Ainsi dans ce texte s’affrontent deux conceptions de la guerre mais également delà deux conceptions de la vie, l’une en montrant sa valeur, l’autre sa médiocrité. Dans ce plaidoyer, les arguments s’affrontent mais ne sont pas pour autant entendus par la partie adverse. Ils ne peuvent revenir sur leurs principes.
En refusant d’écouter les arguments adressés au père de famille, Priam s’enferme dans sa fonction de dirigeant de cité.
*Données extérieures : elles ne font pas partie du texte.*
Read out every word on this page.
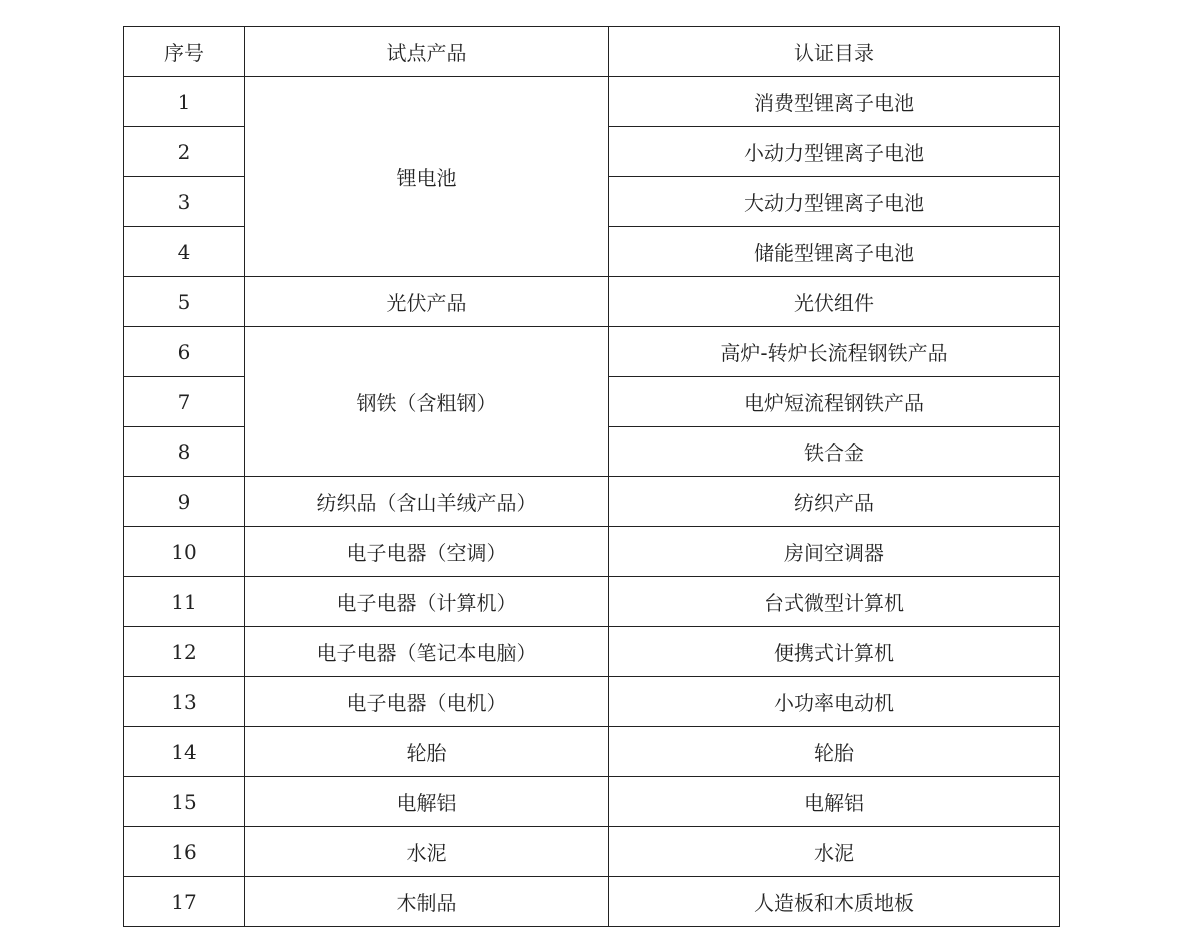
序号	试点产品	认证目录
1	锂电池	消费型锂离子电池
2		小动力型锂离子电池
3		大动力型锂离子电池
4		储能型锂离子电池
5	光伏产品	光伏组件
6	钢铁（含粗钢）	高炉-转炉长流程钢铁产品
7		电炉短流程钢铁产品
8		铁合金
9	纺织品（含山羊绒产品）	纺织产品
10	电子电器（空调）	房间空调器
11	电子电器（计算机）	台式微型计算机
12	电子电器（笔记本电脑）	便携式计算机
13	电子电器（电机）	小功率电动机
14	轮胎	轮胎
15	电解铝	电解铝
16	水泥	水泥
17	木制品	人造板和木质地板
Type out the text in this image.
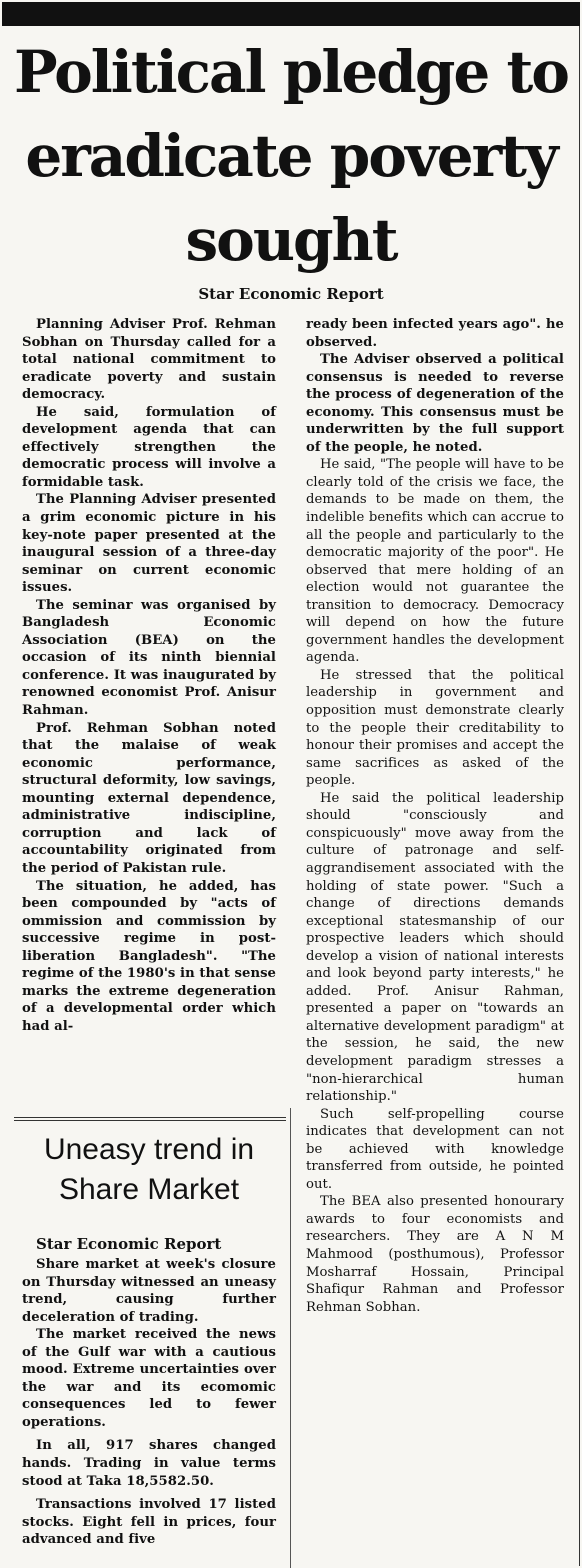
Political pledge to eradicate poverty sought
Star Economic Report

Planning Adviser Prof. Rehman Sobhan on Thursday called for a total national commitment to eradicate poverty and sustain democracy.

He said, formulation of development agenda that can effectively strengthen the democratic process will involve a formidable task.

The Planning Adviser presented a grim economic picture in his key-note paper presented at the inaugural session of a three-day seminar on current economic issues.

The seminar was organised by Bangladesh Economic Association (BEA) on the occasion of its ninth biennial conference. It was inaugurated by renowned economist Prof. Anisur Rahman.

Prof. Rehman Sobhan noted that the malaise of weak economic performance, structural deformity, low savings, mounting external dependence, administrative indiscipline, corruption and lack of accountability originated from the period of Pakistan rule.

The situation, he added, has been compounded by "acts of ommission and commission by successive regime in post-liberation Bangladesh". "The regime of the 1980's in that sense marks the extreme degeneration of a developmental order which had al-

ready been infected years ago". he observed.

The Adviser observed a political consensus is needed to reverse the process of degeneration of the economy. This consensus must be underwritten by the full support of the people, he noted.

He said, "The people will have to be clearly told of the crisis we face, the demands to be made on them, the indelible benefits which can accrue to all the people and particularly to the democratic majority of the poor". He observed that mere holding of an election would not guarantee the transition to democracy. Democracy will depend on how the future government handles the development agenda.

He stressed that the political leadership in government and opposition must demonstrate clearly to the people their creditability to honour their promises and accept the same sacrifices as asked of the people.

He said the political leadership should "consciously and conspicuously" move away from the culture of patronage and self-aggrandisement associated with the holding of state power. "Such a change of directions demands exceptional statesmanship of our prospective leaders which should develop a vision of national interests and look beyond party interests," he added. Prof. Anisur Rahman, presented a paper on "towards an alternative development paradigm" at the session, he said, the new development paradigm stresses a "non-hierarchical human relationship."

Such self-propelling course indicates that development can not be achieved with knowledge transferred from outside, he pointed out.

The BEA also presented honourary awards to four economists and researchers. They are A N M Mahmood (posthumous), Professor Mosharraf Hossain, Principal Shafiqur Rahman and Professor Rehman Sobhan.

Uneasy trend in Share Market
Star Economic Report

Share market at week's closure on Thursday witnessed an uneasy trend, causing further deceleration of trading.

The market received the news of the Gulf war with a cautious mood. Extreme uncertainties over the war and its ecomomic consequences led to fewer operations.

In all, 917 shares changed hands. Trading in value terms stood at Taka 18,5582.50.

Transactions involved 17 listed stocks. Eight fell in prices, four advanced and five
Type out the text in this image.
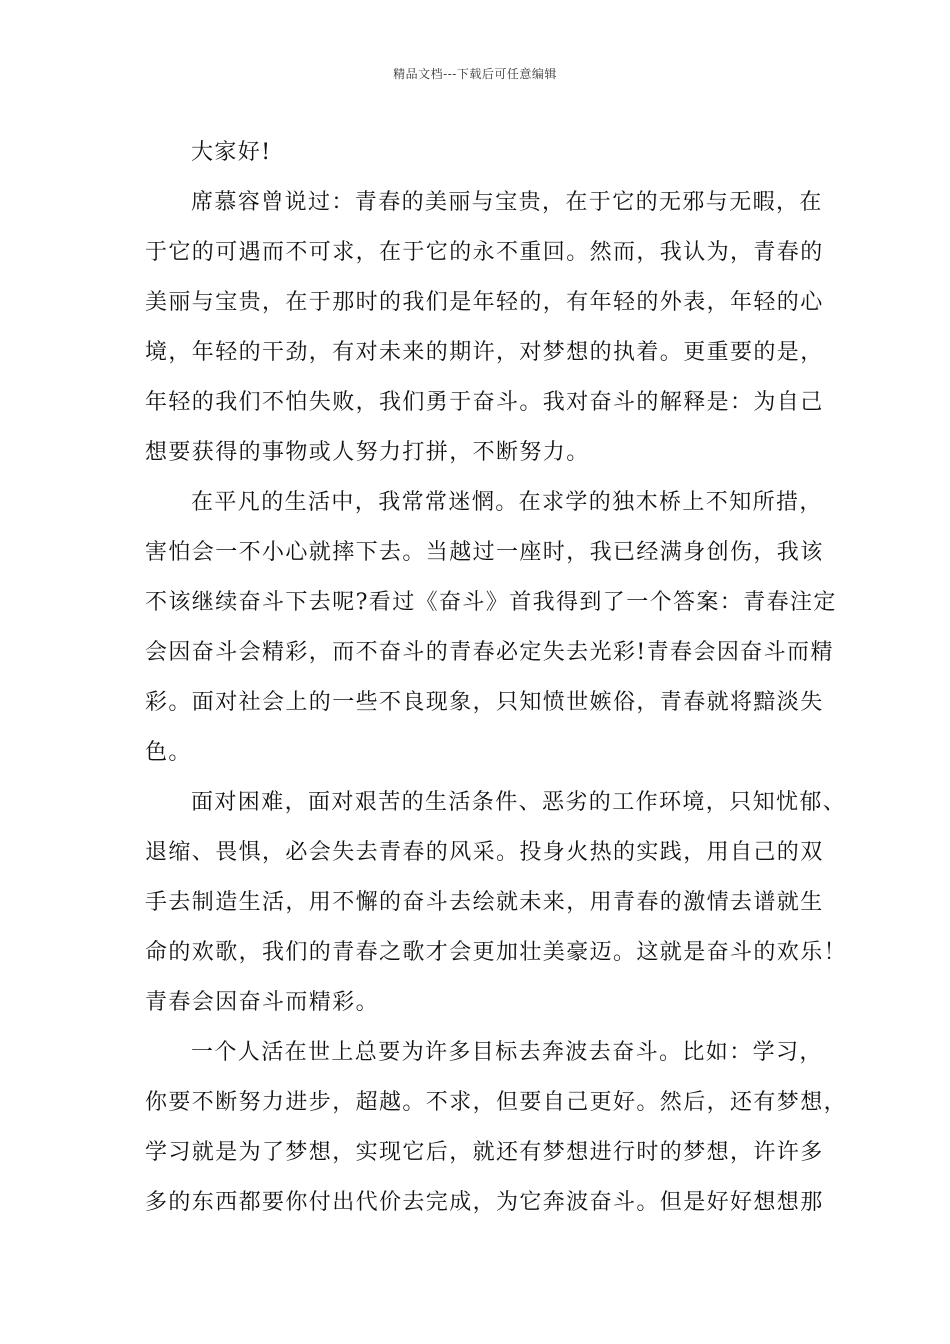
精品文档---下载后可任意编辑

大家好!

席慕容曾说过：青春的美丽与宝贵，在于它的无邪与无暇，在
于它的可遇而不可求，在于它的永不重回。然而，我认为，青春的
美丽与宝贵，在于那时的我们是年轻的，有年轻的外表，年轻的心
境，年轻的干劲，有对未来的期许，对梦想的执着。更重要的是，
年轻的我们不怕失败，我们勇于奋斗。我对奋斗的解释是：为自己
想要获得的事物或人努力打拼，不断努力。

在平凡的生活中，我常常迷惘。在求学的独木桥上不知所措，
害怕会一不小心就摔下去。当越过一座时，我已经满身创伤，我该
不该继续奋斗下去呢?看过《奋斗》首我得到了一个答案：青春注定
会因奋斗会精彩，而不奋斗的青春必定失去光彩!青春会因奋斗而精
彩。面对社会上的一些不良现象，只知愤世嫉俗，青春就将黯淡失
色。

面对困难，面对艰苦的生活条件、恶劣的工作环境，只知忧郁、
退缩、畏惧，必会失去青春的风采。投身火热的实践，用自己的双
手去制造生活，用不懈的奋斗去绘就未来，用青春的激情去谱就生
命的欢歌，我们的青春之歌才会更加壮美豪迈。这就是奋斗的欢乐！
青春会因奋斗而精彩。

一个人活在世上总要为许多目标去奔波去奋斗。比如：学习，
你要不断努力进步，超越。不求，但要自己更好。然后，还有梦想，
学习就是为了梦想，实现它后，就还有梦想进行时的梦想，许许多
多的东西都要你付出代价去完成，为它奔波奋斗。但是好好想想那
Cela illustre ce que Sartre appellera la « mauvaise foi » que l’on retrouve au cœur même du thème de la guerre et qui sert de justification abusive à la tuerie entre les êtres humains. C’est cela que dénonce ici Giraudoux à la suite du choc qu’a produit la Première Guerre mondiale et dans la perspective de la Seconde qui se met en place.